Astonishing patience has been shown by the Pakistani state, which on
other occasions freely used air and artillery power to combat such
challenges. Lal Masjid seems to operate with impunity - no attempt has
been made to cut off its electricity, gas, phone or website - or even
to shut down its illegal FM radio station. The chief negotiator
appointed by Musharraf, Chaudhry Shujaat Hussain, described the burka
brigade kidnappers as "our daughters", with whom
negotiations would continue and against whom "no operation could
be contemplated".
Clerics realise that the government wants to play ball. Their initial
demand - the rebuilding of eight illegally constructed mosques that
had been knocked down by Islamabad's civic administration - became a
call for enforcement of Sharia law across Pakistan. In a radio
broadcast on April 12, the clerics issued a threat: "There will
be suicide blasts in the nook and cranny of the country. We have
weapons, grenades, and we are expert in manufacturing bombs. We are
not afraid of death."
Lal Masjid's head cleric, a former student of my university in
Islamabad, added the following chilling message for our women
students:
"The
government should abolish coeducation. Quaid-e-Azam University has
become a brothel. Its female professors and students roam in
objectionable dresses. I think I will have to send my daughters of
Jamia Hafsa to these immoral women. They will have to hide themselves
in hijab, otherwise they will be punished according to Islam. Our
female students have not issued the threat of throwing acid on the
uncovered faces of women. However, such a threat could be used for
creating the fear of Islam among sinful women. There is no harm in it.

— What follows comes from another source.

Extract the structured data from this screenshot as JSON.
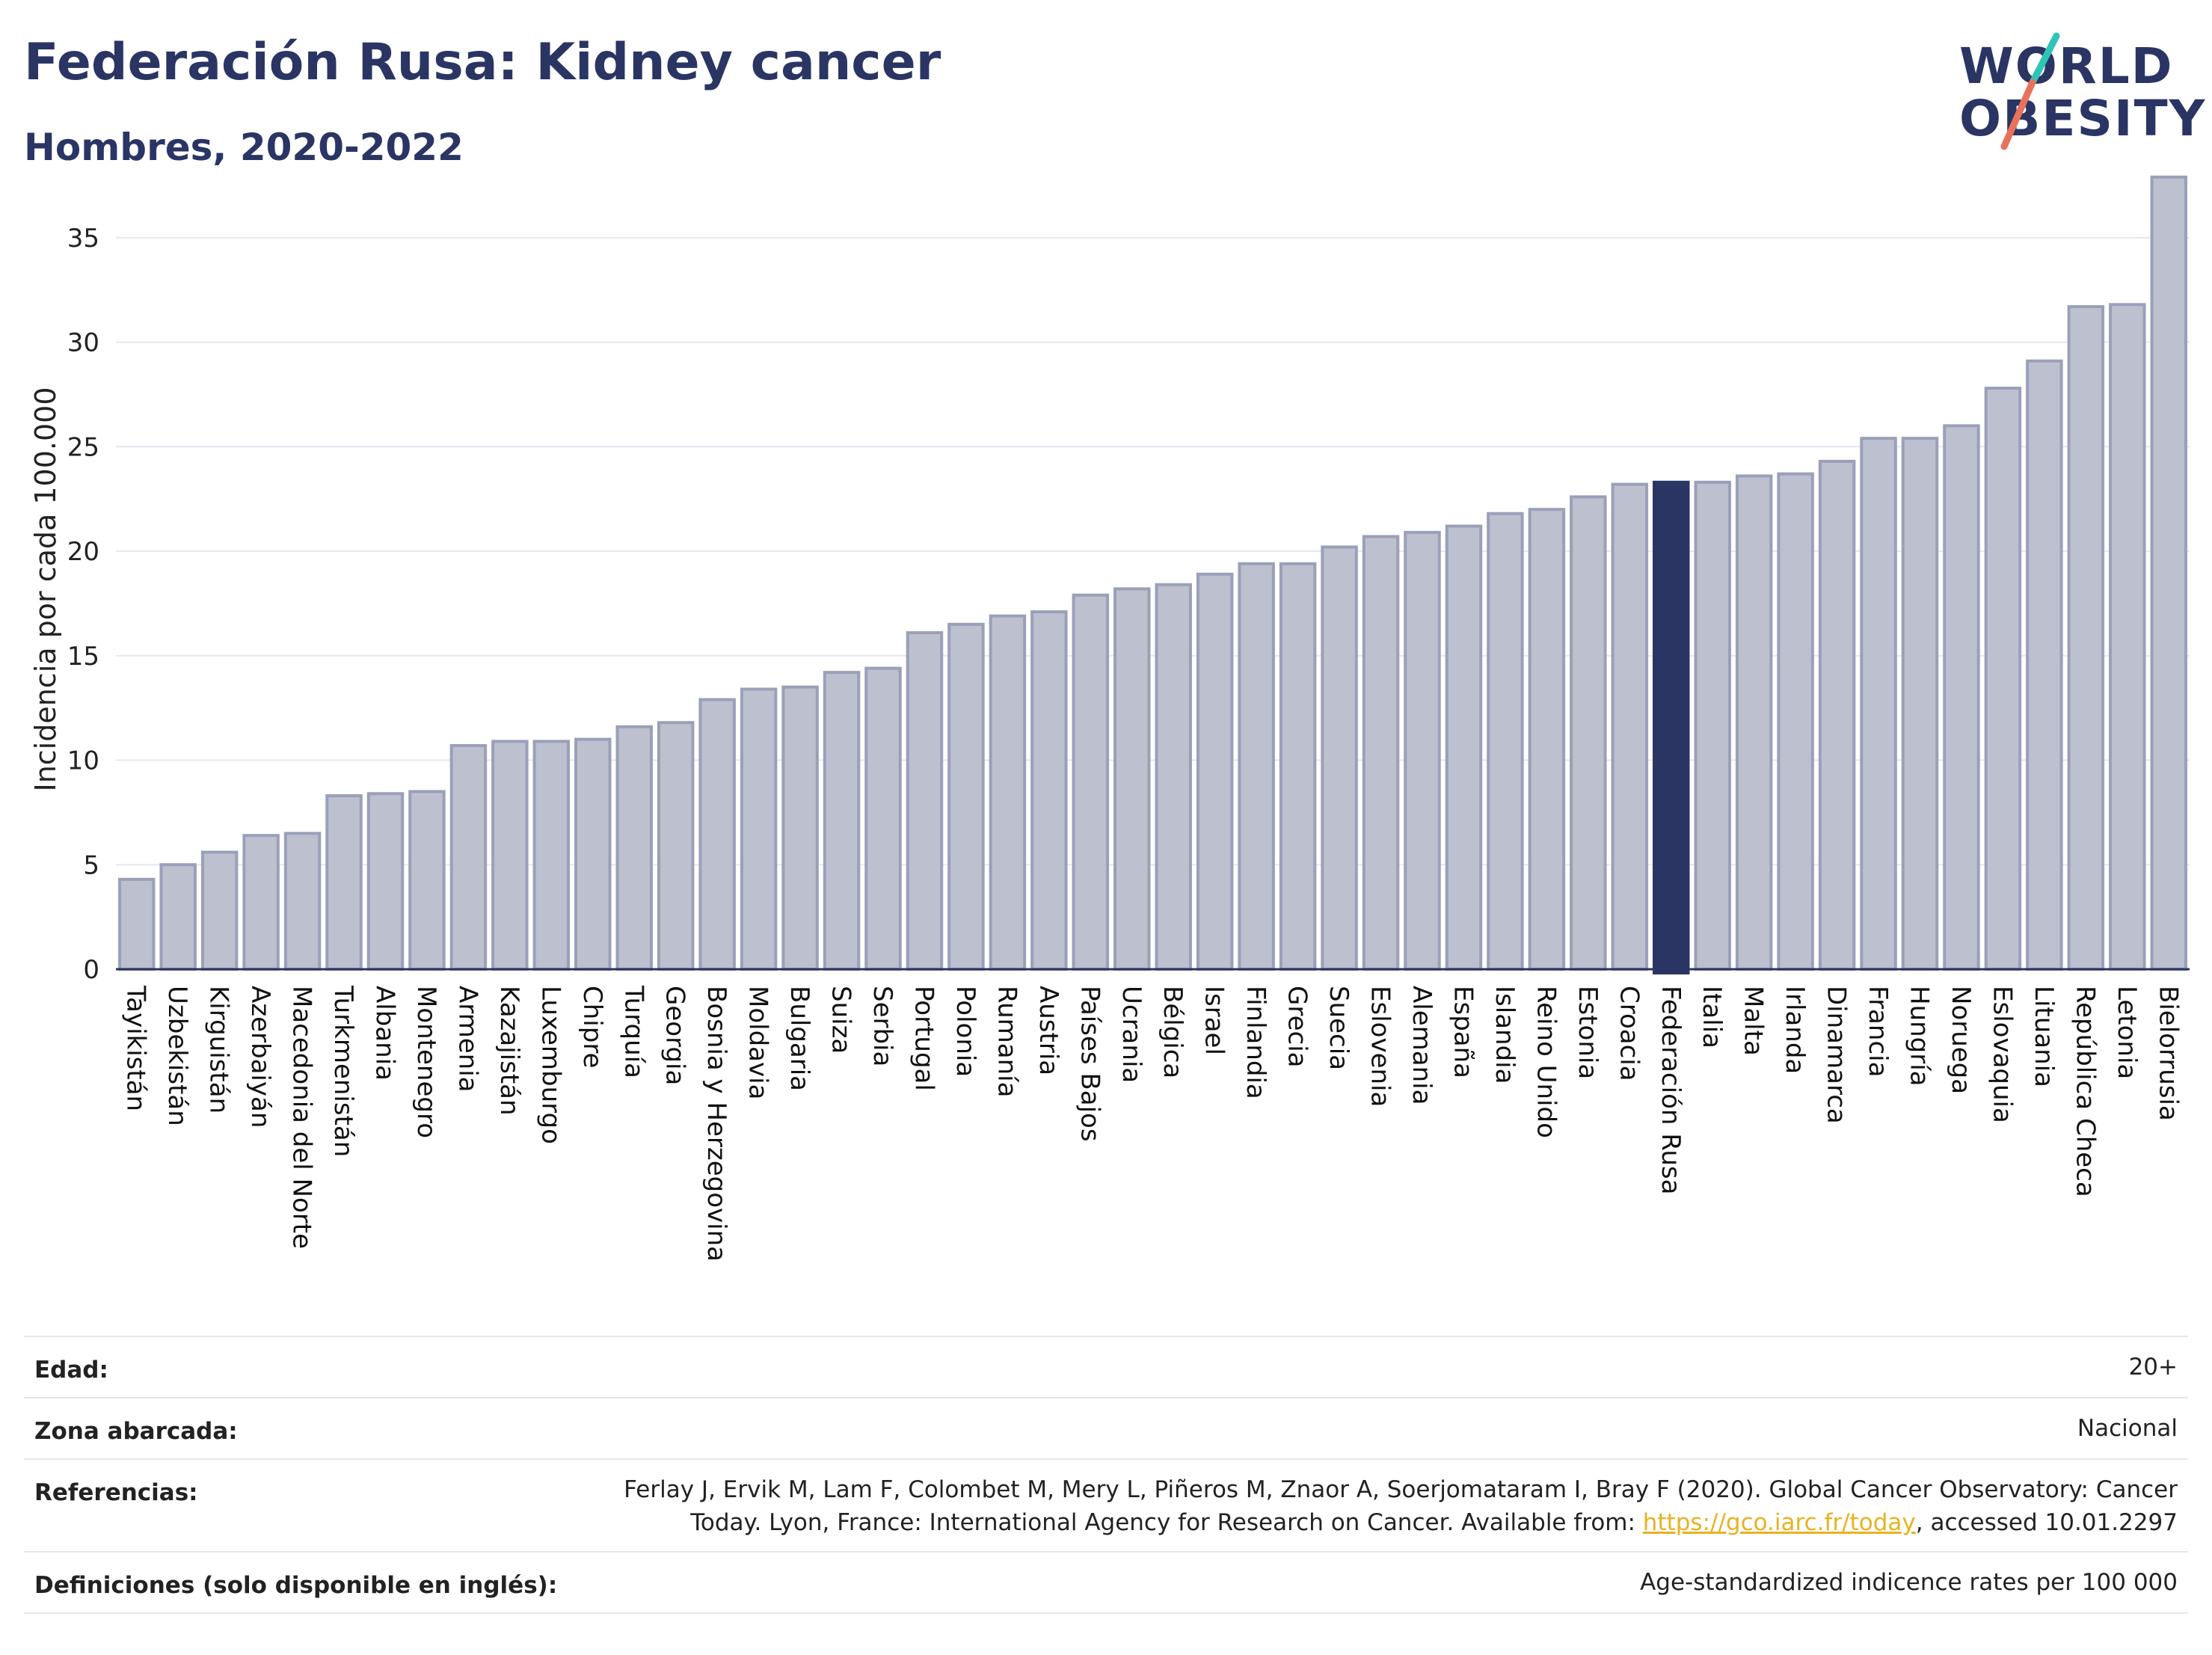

There are far more horrible punishments in the hereafter for such
women."
Indeed,
on May 7, a female teacher in the QAU history department was
physically assaulted in her office by a bearded, Taliban-looking man
who screamed that he had instructions from Allah.
What's next? As Islamabad heads the way of Pakistan's tribal towns,
the next targets will be girls' schools, internet cafes, bookshops,
and shops selling western clothing, followed by purveyors of toilet
paper, tampons, underwear, mannequins and other un-Islamic goods.

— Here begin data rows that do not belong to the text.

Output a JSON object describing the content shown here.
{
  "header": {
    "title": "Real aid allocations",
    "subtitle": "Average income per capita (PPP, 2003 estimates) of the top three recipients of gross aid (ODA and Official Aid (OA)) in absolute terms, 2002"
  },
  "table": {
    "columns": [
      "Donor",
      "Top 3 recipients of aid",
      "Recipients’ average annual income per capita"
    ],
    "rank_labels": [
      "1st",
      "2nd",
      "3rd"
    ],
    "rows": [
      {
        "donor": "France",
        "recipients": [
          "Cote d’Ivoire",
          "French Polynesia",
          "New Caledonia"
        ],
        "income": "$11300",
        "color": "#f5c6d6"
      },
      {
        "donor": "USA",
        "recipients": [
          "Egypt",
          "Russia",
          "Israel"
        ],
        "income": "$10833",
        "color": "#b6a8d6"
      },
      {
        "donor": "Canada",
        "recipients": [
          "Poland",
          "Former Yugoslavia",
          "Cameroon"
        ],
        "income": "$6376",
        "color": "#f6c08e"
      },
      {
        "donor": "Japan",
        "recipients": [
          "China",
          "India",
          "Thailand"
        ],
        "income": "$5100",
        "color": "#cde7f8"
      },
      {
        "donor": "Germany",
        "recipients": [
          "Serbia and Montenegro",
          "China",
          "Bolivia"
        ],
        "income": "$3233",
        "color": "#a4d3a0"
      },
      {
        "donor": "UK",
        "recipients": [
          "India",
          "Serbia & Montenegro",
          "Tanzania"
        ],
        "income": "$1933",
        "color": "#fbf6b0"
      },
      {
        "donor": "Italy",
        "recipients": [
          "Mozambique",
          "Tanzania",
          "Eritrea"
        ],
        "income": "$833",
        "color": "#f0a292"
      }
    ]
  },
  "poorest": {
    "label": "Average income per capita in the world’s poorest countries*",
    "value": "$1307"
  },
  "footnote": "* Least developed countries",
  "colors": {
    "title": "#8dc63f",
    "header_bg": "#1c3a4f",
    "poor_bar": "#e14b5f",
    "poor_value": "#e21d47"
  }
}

In a sense, the inevitable is coming to pass. Until a few years ago,
Islamabad was a quiet, orderly, modern city no different from any
other in Pakistan. Still earlier, it was largely the abode of
Pakistan's elite and foreign diplomats. But the rapid transformation
of its demography brought with it hundreds of mosques with multi-barrelled
audio cannons mounted on minarets, as well as scores of madrasas,
illegally constructed in what used to be public parks and green areas.

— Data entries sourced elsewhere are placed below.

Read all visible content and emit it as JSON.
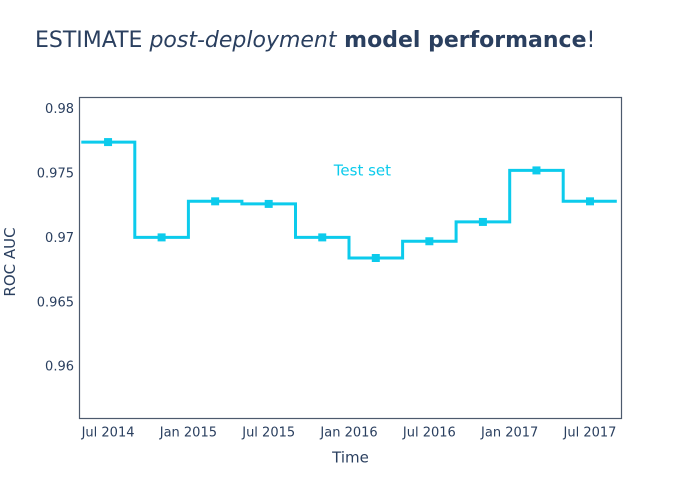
{
  "title": {
    "prefix": "ESTIMATE ",
    "italic": "post-deployment",
    "bold": " model performance",
    "suffix": "!",
    "color": "#2a3f5f"
  },
  "colors": {
    "line": "#0ccbec",
    "text": "#2a3f5f",
    "plot_border": "#4d5a6d",
    "background": "#ffffff"
  },
  "chart_data": {
    "type": "line",
    "line_shape": "step-hv",
    "marker": "square",
    "title": "",
    "xlabel": "Time",
    "ylabel": "ROC AUC",
    "grid": false,
    "legend": "none",
    "xlim_months_from_jul2014": [
      -2.17,
      38.39
    ],
    "ylim": [
      0.9559,
      0.9809
    ],
    "x_ticks": {
      "months_from_jul2014": [
        0,
        6,
        12,
        18,
        24,
        30,
        36
      ],
      "labels": [
        "Jul 2014",
        "Jan 2015",
        "Jul 2015",
        "Jan 2016",
        "Jul 2016",
        "Jan 2017",
        "Jul 2017"
      ]
    },
    "y_ticks": {
      "values": [
        0.98,
        0.975,
        0.97,
        0.965,
        0.96
      ],
      "labels": [
        "0.98",
        "0.975",
        "0.97",
        "0.965",
        "0.96"
      ]
    },
    "series": [
      {
        "name": "Test set",
        "color": "#0ccbec",
        "chunk_span_months": 4,
        "x_months_from_jul2014": [
          0,
          4,
          8,
          12,
          16,
          20,
          24,
          28,
          32,
          36
        ],
        "x_labels": [
          "Jul 2014",
          "Nov 2014",
          "Mar 2015",
          "Jul 2015",
          "Nov 2015",
          "Mar 2016",
          "Jul 2016",
          "Nov 2016",
          "Mar 2017",
          "Jul 2017"
        ],
        "values": [
          0.9774,
          0.97,
          0.9728,
          0.9726,
          0.97,
          0.9684,
          0.9697,
          0.9712,
          0.9752,
          0.9728
        ]
      }
    ],
    "annotation": {
      "text": "Test set",
      "x_month_from_jul2014": 19,
      "y": 0.9752,
      "color": "#0ccbec"
    }
  }
}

Now, tens of thousands of their students with prayer caps dutifully
chant the Qu'ran all day. In the evenings, they roam in packs through
the city's streets and bazaars, gaping at store windows and lustfully
ogling bare-faced women.
The stage is being set for transforming Islamabad into a Taliban
stronghold. When Musharraf exits - which may be sooner rather than
later - he will leave a bitter legacy that will last for generations,
all for a little more taste of power.